Explant culture and transfection of vestibular sensory epithelia
Inner ear sensory epithelia were cultured and transfected using a Helios® Gene Gun System (Bio-Rad) as previously described with slight modification56. Briefly, utricles and saccules of P2–5 mice were isolated in Leibovitz’s L-15 medium (Thermo Fisher) after removing the otoliths using a 30 G needle. Isolated sensory epithelia were placed on a glass-bottom dish (MatTek Corporation) coated with rat tail collagen I (A1048301, Thermo Fisher) matrix and cultured in Dulbecco’s Modified Eagle Medium/Nutrient Mixture F-12 (DMEM/F12, Thermo Fisher) supplemented with 7% FCS (Atlanta Biologicals) and 20 µg/mL ampicillin (Sigma) at 37 °C in 5% CO2. After culturing for 6–20 h, vestibular hair cells were transfected using a gene gun propelling 1.0 µm gold microcarriers (1652263, Bio-Rad) by helium pulses at 110–115 psi. Gold microcarriers were coated with a 1:1–3:1 mixture of a plasmid encoding a HaloTag-fused protein and pEGFP-C1 (or plasmids encoding EGFP-fused proteins).

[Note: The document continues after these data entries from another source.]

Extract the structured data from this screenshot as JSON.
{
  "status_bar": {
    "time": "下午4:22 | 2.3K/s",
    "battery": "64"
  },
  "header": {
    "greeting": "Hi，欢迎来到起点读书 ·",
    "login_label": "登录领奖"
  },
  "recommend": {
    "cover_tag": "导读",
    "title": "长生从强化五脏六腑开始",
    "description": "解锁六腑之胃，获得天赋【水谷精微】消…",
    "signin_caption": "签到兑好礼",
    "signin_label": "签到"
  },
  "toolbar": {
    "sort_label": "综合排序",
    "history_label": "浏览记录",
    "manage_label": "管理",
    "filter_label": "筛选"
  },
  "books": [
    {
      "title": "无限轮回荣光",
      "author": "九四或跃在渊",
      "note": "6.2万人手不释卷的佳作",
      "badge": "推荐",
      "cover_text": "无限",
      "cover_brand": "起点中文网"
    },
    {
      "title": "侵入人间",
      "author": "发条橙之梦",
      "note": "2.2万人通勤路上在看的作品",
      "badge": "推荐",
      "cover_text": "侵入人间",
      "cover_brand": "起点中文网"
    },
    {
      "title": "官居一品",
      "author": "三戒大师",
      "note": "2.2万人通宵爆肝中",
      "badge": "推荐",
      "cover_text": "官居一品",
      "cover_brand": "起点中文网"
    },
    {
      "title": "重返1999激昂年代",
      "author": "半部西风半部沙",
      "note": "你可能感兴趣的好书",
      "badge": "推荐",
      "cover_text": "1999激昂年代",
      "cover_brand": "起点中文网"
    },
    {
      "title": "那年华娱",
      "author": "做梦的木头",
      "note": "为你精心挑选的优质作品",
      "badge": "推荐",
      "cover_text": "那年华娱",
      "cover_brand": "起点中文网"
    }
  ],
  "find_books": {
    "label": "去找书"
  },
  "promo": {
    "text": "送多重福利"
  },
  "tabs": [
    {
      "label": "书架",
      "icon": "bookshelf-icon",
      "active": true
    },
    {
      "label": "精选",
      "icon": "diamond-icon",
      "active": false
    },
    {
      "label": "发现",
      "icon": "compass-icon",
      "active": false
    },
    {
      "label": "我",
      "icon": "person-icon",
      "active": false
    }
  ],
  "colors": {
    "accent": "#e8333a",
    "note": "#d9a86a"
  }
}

Single-molecule microscopy of live hair cell stereocilia
Vestibular sensory epithelia co-expressing a HaloTag-fused protein and EGFP (or EGFP-fused protein) were labeled using 0.01–0.6 nM JFX554-conjugated HaloTag ligands57 (gift from Luke Lavis, Janelia Research Campus) diluted in culture medium (DMEM/F12 supplemented with 7% FCS and 20 µg/mL Ampicillin) for 30 min at 37 °C in 5% CO2. Unreacted HaloTag ligands were removed by washing the tissue in the culture medium for 3–5 s three times and by incubating samples at 37 °C in 5% CO2 for up to 6 h until live imaging was performed. Samples on a collagen matrix and the underneath coverslips were detached from glass-bottom dishes, mounted in a 10-cm plastic culture dish on a 1–2 mm droplet of vacuum grease (Fisher Scientific) and then incubated in Leibovitz’s L-15 Medium without phenol red (21083027, Thermo Fisher) warmed at 37 °C. For conditional dimerization, the medium was gently removed using plastic transfer pipettes or vacuum suction and replaced with a fresh L-15 medium containing 200 nM AP20187 (Sigma) or 500 nM AP21987 (Takara Bio).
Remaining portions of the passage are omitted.